発作期間は痛みが出ていないときでも、飲酒すれば即座に頭痛スタートの引き金になる。サウナや湯舟に長湯するのも引き金になる。僕は特に身体を熱くすることが引き金になるようで、スポーツや性行為も引き金に含まれる。変わったところでは昼寝も引き金になる。
つまりおじさんが楽しい事がことごとくダメなわけで、いったい何の罰なのかと思う。飲まない、身体を動かさない、肉欲ダメ、湯舟にも入らず、昼休みもしない。ツンドラを彷徨う荒行聖職者にでもなれと言うのだろうか。まったく忌々しい。
実際、僕はもう1年以上酒を飲んでいない。好きなのに。ラム酒飲みたい。

頭痛を耐えるためにやる事

たぶん自分が群発頭痛であると気が付かないで苦しんでいる人もいるはずだ。15年前の僕がそうで、都内の眼科や内科を10数軒はしごして診察を受けても全く病名が分からず困り果てていた。当時は今よりこの病気が知られていなかったので、本当に大変だった。MRIやCTも何回撮ったかわからない。
心理的な問題だろうと精神科へ誘導されて、そこで群発頭痛かもねとはじめて言われ、紹介してもらった脳神経科でやっと群発頭痛という病名がわかった。発症から3年かかった。
つまり、効果のある鎮痛薬を処方してもらえるようになったのは発症後3年経過してから。我ながらよく自殺しなかったものだ。

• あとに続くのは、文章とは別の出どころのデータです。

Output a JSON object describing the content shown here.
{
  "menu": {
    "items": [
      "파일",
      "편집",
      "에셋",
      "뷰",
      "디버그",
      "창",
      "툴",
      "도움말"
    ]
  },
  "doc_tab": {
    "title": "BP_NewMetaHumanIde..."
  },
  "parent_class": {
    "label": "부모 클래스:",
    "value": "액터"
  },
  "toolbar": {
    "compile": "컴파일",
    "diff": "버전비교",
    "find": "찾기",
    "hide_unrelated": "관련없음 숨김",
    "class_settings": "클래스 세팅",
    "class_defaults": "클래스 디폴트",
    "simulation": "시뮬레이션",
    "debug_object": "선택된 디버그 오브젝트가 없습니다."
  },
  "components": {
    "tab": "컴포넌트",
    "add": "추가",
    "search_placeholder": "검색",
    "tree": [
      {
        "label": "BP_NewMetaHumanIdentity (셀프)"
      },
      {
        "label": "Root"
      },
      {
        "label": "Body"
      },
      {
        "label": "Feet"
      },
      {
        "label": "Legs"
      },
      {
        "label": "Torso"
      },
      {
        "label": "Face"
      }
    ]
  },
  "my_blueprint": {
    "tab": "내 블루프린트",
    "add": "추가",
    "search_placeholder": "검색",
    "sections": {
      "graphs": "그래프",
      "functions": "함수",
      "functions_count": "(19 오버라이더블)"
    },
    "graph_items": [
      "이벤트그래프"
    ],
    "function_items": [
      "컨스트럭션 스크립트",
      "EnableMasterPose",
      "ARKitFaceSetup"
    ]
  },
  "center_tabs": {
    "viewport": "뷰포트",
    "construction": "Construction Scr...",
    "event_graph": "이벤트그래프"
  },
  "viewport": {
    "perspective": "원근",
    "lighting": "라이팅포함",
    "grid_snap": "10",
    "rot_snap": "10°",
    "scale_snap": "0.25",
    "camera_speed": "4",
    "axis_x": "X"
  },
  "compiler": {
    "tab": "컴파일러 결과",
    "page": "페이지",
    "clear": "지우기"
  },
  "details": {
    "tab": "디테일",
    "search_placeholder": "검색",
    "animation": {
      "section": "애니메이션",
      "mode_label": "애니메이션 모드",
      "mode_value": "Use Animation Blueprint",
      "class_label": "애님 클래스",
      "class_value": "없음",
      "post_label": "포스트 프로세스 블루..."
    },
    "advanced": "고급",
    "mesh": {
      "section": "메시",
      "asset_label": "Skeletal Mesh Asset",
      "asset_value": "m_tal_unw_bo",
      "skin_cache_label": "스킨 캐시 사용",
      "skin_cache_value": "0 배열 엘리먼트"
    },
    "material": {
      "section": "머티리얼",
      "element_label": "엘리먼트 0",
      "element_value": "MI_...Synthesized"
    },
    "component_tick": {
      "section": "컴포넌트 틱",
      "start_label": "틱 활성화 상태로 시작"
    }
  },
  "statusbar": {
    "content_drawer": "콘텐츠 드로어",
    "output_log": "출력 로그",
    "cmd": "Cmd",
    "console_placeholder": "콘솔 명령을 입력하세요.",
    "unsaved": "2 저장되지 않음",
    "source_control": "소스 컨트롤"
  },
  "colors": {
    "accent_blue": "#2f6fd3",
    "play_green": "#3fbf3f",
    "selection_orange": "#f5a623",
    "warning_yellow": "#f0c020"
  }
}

鎮痛剤以外の対策として酸素濃縮装置というものがある。群発頭痛と戦うための強力な切り札で、数年前に保険適用になった。これは自宅に設置できる簡易酸素ボンベのようなもので、頭痛がはじまったら即座に高濃度酸素を15分吸引する。すると8割くらいの確率で痛みが引く。どうして効くのかは現代医学ではわからないらしい。
これは医師に処方されると専門業者から借りることができる。僕も借りている。保険適用でも月に2万円かかる。

さらに予防薬というものもあるにはある。おかしな話だが、まったく頭痛と関係ない狭心症の薬を許容量ギリギリくらい飲む。それと合わせてステロイド剤も飲む。すると、ある程度頭痛の発作を抑えることができる、かもしれない。
これもどうして効果があるのか現代医学ではよくわかっていないらしい。でも経験則で効くっぽいので処方される。
ぜんぜん違う病気用の薬を毎日がぶがぶ飲むのは本当に嫌だ。絶対身体によくないだろう。
それでも頭痛よりはマシなので飲むしかない。

難病に指定してほしい

このようにまだ何もわかっていない病気で、原因が分からず、治療法もないキツイ病気なのに群発頭痛は難病指定されていない。つまり、患者は少なく薬は高価であり、国の援助もない。難病指定が条件的に厳しいのであれば、難病に準ずるものでもなんでも良い。何か手助けをしてほしい。心からのお願いだ。

あまりにもつらい戦いなので、僕は群発頭痛の患者ならもう無条件に戦友のような気持ちになってしまう。
あなたがもし群発頭痛を患っているなら、あなたの事はこの地獄で僕の隣に立ち、共に病魔と戦い続ける古くからの友人だと感じている。病院や薬などのことで何か困ったり、知りたいことがあったらコメントでもDMでも何でもいいので連絡を。助けになれる事があるかもしれない。

あなたが群発頭痛を患っていないなら(それはたいへんな幸運で、本当に羨ましい)ぜひこの病気を知って、患者へ理解を示してほしい。本当に苦しいときは病気を説明する必要がない事や、疑われない事ですら助けになるから。